The type Regex is then isomorphic to the type μ RegexF aka Fix RegexF. Using the standard technique for taking the derivative of a functor, as described in McBride's work, we get ∂ RegexF aka RegexF':

data RegexF' r
  = InSeqL r
  | InSeqR r
  | InAltL r
  | InAltR r
  | InOpt
  | InRep

Evaluating the derivative at Regex itself, we get RegexF' Regex, which is exactly the type LocalRegexContext but with a different name.

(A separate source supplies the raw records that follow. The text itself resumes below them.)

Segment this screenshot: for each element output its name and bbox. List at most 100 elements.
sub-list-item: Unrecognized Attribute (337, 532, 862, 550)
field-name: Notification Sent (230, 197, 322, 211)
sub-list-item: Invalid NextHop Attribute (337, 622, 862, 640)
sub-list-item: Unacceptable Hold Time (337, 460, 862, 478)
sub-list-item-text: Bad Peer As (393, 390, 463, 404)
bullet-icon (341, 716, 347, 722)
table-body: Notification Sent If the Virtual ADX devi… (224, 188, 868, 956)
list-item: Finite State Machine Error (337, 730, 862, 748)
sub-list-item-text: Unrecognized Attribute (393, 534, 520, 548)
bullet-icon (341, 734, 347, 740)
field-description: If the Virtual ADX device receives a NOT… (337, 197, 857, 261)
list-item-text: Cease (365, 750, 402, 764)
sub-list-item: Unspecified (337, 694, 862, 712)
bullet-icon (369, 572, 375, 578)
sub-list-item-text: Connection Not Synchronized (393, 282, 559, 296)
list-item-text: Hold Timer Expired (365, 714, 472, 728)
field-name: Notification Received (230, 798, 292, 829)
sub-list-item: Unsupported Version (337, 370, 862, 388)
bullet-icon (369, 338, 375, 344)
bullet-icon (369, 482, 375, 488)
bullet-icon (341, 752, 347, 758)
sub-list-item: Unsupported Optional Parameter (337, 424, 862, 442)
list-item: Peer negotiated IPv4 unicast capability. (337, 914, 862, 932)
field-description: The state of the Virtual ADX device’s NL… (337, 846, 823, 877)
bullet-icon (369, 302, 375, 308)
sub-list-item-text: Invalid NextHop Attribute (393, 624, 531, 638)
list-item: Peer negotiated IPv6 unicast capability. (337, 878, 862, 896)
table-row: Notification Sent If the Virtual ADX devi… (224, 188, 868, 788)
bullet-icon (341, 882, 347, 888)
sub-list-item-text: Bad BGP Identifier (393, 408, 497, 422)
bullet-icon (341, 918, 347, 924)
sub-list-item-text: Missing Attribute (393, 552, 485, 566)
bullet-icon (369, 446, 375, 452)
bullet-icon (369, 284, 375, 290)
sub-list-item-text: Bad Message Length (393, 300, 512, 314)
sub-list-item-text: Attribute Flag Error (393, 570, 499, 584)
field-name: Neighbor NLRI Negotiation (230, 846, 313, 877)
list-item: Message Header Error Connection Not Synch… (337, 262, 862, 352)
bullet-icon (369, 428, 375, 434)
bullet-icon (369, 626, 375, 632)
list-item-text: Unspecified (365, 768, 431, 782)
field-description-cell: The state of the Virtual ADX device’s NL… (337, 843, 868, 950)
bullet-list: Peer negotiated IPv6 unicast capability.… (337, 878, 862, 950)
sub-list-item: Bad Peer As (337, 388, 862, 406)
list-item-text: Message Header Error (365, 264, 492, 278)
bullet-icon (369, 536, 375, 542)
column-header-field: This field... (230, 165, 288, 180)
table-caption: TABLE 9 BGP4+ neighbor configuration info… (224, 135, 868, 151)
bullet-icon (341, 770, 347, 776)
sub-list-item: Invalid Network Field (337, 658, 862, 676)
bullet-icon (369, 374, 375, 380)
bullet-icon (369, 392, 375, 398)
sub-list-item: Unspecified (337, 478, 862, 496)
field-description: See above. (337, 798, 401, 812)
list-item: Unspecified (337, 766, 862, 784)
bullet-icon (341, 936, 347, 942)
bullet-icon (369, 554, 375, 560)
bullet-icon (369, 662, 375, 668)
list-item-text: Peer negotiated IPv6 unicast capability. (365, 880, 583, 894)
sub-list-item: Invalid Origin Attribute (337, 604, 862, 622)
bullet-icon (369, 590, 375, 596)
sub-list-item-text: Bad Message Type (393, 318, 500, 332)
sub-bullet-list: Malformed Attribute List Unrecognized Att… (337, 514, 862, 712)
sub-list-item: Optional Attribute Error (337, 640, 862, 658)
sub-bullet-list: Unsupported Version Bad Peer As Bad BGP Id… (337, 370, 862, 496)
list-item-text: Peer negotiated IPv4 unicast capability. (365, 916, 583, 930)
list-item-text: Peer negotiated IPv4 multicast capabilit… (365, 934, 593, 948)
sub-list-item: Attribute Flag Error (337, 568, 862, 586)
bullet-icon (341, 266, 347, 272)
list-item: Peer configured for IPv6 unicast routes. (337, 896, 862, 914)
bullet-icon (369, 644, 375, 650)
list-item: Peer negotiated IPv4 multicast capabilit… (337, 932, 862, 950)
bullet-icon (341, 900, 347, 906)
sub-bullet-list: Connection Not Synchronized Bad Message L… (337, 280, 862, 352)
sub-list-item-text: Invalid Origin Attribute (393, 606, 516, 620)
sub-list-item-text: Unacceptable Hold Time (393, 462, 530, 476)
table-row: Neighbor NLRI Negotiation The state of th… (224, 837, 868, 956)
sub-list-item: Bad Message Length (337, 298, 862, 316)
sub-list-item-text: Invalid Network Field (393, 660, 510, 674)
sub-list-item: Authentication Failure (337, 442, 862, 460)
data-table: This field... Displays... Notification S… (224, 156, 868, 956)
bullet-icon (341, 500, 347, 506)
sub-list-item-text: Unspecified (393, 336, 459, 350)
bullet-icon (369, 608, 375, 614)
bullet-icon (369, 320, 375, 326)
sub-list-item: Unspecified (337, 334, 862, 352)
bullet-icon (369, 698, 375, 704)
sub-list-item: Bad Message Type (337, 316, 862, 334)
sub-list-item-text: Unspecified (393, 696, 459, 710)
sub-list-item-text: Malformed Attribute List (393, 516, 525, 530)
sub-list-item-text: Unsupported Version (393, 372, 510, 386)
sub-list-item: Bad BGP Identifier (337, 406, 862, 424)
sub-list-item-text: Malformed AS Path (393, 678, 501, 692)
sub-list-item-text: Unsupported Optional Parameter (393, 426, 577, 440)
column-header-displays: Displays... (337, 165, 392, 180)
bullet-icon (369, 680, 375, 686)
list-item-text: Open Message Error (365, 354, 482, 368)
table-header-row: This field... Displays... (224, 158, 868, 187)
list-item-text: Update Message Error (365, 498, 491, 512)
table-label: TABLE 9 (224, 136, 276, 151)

If we were to use generic operators, we could instead define RegexF as follows:

type RegexF = K Char :+ (X :* X) :+ (X :* X) :+ X :+ X

where K Char is a constant, X is the argument position of the functor, (:+) is functor sum, and (:*) is functor product. This corresponds to the mathematical equation f = c + x*x + x*x + x + x. The derivative of f is of course ∂f = f' = x + x + 1 + 1, which corresponds to the type

type RegexF' = X :+ X :+ X :+ X :+ One :+ One

where One is the type with exactly one element.

This is exactly the generic operator representation of Regex'.

If this doesn't exactly make sense, I highly recommend reading McBride's work, particularly ∂ for Data: Differentiating Data Structures. Alternatively, with less formal math, but much better intuitions, this blog post by Pavel Panchekha.